Scandaleux n'est-ce pas? Je suis assez d'accord avec vous. C'est tellement absurde que le mot absurde a l'air ridicule tellement il n'exprime pas l'ampleur de la situation dans ce contexte!

Nous avons souvent l'impression, ici au Québec/Canada, que nous sommes loin de ce genre d'idées ridicules à propos de la sexualité (quoi qu'au Canada, on vient de vivre une situation similaire avec le ministre de la culture qui a interdit que les ados aient accès à « Sexe, l'expo qui dit tout », une expo très bien construite et adaptée POUR les ados... ».

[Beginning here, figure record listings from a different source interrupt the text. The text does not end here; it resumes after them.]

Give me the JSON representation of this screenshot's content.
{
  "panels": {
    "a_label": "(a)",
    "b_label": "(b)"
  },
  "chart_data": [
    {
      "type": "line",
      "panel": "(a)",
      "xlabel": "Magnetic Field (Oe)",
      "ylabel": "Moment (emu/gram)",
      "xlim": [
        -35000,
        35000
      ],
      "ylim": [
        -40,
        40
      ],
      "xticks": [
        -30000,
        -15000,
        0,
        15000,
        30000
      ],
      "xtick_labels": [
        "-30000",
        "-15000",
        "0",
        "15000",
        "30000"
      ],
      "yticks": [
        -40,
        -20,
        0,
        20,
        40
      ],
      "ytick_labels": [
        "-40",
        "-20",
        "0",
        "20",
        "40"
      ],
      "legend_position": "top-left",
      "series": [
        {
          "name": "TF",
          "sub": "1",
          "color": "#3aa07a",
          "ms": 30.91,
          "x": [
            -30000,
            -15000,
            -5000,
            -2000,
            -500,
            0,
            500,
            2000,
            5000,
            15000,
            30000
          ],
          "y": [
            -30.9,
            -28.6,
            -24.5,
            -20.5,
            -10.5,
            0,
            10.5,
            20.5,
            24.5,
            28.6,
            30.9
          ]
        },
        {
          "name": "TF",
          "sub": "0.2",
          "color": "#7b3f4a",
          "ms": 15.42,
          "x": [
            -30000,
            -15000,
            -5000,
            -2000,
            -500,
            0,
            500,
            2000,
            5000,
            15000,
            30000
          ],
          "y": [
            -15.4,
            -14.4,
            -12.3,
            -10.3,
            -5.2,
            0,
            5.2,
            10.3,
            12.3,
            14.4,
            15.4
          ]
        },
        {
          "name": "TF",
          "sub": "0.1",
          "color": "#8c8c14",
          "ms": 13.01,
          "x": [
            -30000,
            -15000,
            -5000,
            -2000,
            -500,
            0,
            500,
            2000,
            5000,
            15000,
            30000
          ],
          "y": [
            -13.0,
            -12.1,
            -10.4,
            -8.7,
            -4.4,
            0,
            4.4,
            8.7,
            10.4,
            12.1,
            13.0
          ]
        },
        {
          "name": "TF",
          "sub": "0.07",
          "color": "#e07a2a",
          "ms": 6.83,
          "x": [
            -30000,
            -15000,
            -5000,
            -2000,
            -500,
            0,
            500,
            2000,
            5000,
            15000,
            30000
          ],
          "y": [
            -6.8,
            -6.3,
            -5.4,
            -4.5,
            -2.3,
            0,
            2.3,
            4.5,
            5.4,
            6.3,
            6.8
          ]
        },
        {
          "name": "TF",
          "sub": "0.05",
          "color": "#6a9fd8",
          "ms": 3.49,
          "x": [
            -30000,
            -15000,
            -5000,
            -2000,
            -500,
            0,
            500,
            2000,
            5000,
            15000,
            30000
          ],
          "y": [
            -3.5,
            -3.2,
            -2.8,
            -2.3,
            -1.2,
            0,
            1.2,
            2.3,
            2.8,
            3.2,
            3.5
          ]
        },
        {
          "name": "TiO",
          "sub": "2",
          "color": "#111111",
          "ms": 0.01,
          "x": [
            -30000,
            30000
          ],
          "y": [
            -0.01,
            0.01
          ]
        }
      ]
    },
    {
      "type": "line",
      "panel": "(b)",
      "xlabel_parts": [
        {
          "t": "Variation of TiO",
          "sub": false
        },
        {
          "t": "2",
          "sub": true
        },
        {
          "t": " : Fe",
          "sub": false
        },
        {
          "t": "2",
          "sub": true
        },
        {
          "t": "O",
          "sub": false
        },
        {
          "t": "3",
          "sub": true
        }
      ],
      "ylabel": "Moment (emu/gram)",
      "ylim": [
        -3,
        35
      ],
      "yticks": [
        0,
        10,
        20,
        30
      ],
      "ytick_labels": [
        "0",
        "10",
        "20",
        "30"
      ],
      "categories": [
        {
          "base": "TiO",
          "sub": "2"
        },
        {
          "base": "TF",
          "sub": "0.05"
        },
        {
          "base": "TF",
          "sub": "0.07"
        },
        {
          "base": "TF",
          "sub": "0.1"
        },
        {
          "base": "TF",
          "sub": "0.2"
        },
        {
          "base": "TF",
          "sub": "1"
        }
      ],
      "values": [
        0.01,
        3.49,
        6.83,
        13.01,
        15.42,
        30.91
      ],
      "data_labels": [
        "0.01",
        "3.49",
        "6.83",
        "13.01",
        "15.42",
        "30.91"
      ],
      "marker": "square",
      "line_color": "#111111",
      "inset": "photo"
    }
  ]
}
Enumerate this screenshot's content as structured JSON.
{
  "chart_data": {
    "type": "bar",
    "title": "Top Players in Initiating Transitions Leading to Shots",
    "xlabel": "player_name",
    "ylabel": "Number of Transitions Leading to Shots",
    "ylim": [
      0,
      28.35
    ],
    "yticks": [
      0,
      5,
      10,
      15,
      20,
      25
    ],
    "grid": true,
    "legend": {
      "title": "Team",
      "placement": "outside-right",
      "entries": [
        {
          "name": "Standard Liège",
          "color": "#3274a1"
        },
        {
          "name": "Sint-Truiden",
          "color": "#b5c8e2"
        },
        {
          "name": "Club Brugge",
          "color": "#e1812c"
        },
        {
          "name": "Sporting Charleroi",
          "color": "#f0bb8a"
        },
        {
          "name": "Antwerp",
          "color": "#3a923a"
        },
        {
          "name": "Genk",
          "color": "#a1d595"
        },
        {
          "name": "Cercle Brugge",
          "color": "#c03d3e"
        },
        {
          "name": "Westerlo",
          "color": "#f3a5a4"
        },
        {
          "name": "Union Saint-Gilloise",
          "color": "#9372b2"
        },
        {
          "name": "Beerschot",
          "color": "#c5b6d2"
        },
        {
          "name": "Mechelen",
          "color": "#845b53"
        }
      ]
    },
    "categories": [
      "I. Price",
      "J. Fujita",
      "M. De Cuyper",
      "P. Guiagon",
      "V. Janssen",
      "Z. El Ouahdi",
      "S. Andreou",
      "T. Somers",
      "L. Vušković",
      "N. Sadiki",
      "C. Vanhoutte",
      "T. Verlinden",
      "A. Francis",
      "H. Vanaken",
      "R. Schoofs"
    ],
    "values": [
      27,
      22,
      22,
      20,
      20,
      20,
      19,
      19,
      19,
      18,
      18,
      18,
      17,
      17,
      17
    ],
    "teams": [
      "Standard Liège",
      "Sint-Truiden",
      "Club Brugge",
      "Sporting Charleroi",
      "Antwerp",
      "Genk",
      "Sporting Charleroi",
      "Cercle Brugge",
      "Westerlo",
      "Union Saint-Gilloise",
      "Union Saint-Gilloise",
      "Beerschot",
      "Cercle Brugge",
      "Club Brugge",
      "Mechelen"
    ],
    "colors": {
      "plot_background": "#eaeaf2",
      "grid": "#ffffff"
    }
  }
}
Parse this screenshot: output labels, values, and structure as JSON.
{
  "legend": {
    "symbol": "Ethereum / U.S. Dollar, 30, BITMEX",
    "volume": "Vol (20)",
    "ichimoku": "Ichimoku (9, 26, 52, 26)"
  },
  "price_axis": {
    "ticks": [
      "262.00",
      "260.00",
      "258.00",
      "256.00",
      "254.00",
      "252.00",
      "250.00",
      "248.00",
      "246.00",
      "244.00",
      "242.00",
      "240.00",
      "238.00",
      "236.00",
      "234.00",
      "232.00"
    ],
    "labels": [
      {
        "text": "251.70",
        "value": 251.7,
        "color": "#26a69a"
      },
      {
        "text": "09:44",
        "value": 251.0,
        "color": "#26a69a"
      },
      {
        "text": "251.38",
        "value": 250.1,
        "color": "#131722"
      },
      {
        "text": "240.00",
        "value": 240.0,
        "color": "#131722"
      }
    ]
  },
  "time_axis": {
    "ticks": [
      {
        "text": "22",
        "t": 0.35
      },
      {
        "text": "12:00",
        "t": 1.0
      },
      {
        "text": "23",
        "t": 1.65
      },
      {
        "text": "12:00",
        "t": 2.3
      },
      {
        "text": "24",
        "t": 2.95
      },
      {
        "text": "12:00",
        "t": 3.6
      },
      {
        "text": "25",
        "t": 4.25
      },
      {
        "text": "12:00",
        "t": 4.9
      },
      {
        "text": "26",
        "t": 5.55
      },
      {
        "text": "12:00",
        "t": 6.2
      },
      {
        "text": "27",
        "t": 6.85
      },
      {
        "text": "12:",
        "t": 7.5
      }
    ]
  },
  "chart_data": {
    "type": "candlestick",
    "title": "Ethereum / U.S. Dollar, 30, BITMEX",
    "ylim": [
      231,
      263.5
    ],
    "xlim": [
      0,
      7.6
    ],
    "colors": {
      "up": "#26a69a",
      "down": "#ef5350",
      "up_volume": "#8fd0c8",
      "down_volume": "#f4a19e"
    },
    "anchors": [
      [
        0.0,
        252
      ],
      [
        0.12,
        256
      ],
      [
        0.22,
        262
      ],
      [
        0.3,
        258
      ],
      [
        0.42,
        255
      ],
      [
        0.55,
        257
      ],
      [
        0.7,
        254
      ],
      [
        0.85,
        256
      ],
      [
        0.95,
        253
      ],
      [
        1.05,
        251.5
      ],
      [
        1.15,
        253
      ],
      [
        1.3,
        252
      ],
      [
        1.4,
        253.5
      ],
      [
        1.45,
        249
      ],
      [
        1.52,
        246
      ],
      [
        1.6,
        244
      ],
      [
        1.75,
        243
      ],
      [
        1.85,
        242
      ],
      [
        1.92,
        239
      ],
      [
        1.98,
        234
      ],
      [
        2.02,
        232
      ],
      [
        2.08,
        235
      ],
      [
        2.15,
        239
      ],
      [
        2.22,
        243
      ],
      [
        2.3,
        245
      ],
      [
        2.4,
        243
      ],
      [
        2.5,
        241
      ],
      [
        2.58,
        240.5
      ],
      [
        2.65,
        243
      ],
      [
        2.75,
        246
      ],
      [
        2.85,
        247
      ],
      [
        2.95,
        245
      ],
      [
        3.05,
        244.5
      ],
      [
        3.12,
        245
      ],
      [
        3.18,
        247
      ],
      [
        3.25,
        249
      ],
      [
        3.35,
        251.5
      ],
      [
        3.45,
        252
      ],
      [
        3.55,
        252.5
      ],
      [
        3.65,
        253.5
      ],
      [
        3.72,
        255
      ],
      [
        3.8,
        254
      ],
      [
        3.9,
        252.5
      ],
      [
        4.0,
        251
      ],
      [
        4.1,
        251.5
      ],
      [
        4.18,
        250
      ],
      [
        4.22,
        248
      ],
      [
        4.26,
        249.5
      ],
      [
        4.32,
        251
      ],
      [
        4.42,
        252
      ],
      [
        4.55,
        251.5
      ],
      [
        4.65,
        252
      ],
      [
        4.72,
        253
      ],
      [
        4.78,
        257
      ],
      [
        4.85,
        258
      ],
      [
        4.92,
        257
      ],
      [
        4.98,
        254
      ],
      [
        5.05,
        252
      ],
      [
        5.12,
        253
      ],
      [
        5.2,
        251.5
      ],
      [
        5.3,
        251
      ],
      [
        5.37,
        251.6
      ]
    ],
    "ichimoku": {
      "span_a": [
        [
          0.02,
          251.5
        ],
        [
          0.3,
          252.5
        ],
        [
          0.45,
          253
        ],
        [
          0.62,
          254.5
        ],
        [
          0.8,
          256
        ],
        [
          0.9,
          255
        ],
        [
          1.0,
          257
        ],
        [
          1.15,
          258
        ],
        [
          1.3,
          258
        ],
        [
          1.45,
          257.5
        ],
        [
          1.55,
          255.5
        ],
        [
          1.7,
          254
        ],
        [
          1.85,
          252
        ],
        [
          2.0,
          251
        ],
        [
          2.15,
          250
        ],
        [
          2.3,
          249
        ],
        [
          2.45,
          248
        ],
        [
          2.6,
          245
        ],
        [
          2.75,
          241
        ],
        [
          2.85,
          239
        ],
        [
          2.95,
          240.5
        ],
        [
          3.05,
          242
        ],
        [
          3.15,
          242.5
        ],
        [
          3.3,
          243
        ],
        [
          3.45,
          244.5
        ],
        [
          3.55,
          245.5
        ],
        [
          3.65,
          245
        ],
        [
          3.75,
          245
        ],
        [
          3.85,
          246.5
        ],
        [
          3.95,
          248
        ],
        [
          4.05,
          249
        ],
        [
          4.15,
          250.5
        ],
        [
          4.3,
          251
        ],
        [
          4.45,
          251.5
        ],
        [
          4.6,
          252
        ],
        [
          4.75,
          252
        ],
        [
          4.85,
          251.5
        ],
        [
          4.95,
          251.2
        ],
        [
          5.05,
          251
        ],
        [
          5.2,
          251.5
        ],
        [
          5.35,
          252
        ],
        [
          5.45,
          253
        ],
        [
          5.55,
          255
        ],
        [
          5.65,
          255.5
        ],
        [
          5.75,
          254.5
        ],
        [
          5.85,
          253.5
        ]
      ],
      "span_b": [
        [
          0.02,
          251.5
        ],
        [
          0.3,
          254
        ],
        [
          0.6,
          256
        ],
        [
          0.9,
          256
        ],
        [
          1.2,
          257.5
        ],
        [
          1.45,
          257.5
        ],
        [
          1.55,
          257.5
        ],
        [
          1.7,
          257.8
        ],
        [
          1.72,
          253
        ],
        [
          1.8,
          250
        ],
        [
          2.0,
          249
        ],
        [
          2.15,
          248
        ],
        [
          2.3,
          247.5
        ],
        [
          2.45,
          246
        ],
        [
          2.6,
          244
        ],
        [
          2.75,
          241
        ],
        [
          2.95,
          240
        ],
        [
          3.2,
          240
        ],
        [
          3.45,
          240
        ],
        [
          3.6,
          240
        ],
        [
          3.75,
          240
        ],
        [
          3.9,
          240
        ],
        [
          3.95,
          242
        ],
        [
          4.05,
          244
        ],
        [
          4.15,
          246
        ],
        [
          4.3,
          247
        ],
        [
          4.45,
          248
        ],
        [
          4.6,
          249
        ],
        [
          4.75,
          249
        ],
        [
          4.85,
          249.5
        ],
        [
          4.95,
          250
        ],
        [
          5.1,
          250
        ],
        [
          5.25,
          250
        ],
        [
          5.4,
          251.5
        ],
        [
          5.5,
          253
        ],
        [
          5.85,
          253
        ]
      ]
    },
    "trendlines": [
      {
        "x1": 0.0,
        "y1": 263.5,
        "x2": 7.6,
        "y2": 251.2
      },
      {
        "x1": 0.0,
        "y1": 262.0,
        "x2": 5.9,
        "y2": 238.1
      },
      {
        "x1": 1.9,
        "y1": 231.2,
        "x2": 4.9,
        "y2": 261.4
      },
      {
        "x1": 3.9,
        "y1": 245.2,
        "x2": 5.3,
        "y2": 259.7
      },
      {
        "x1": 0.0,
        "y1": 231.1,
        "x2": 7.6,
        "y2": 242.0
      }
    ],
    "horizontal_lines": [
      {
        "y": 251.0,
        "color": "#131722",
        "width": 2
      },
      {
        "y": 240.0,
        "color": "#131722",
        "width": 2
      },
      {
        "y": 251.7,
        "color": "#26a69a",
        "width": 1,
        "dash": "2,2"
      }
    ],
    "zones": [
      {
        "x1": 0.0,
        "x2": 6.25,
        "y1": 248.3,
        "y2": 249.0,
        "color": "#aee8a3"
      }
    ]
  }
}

Mais saviez-vous qu'au Québec aussi, on préfère parfois que le mot « vagin » ne soit pas utilisé, car il est trop vulgaire? Oui, oui! Je vous jure! J'ai même un fantastique exemple à vous fournir à ce sujet.

Il y a quelques années, dans le cadre d'un cours à la maîtrise, on nous avait demandé de réfléchir à la sexualité à travers un art. J'avais décidé de choisir « l'humour » et la question de base de mon travail était « Est-il possible de faire de l'éducation à la sexualité par l'humour? ». Je me demandais si le stand-up comique ou la comédie pouvait être un outil d'éducation à la sexualité. Afin de m'aider à brainstormer sur la question, je suis entrée en contact avec Louis Morissette, l'auteur de « C.A. », alors que la série en était à sa première année à la télé. Louis Morissette a été très généreux et nous avons discuté longuement de cette question. Nous avons aussi débordé de la question en discutant de nos observations sur la sexualité dans la société québécoise.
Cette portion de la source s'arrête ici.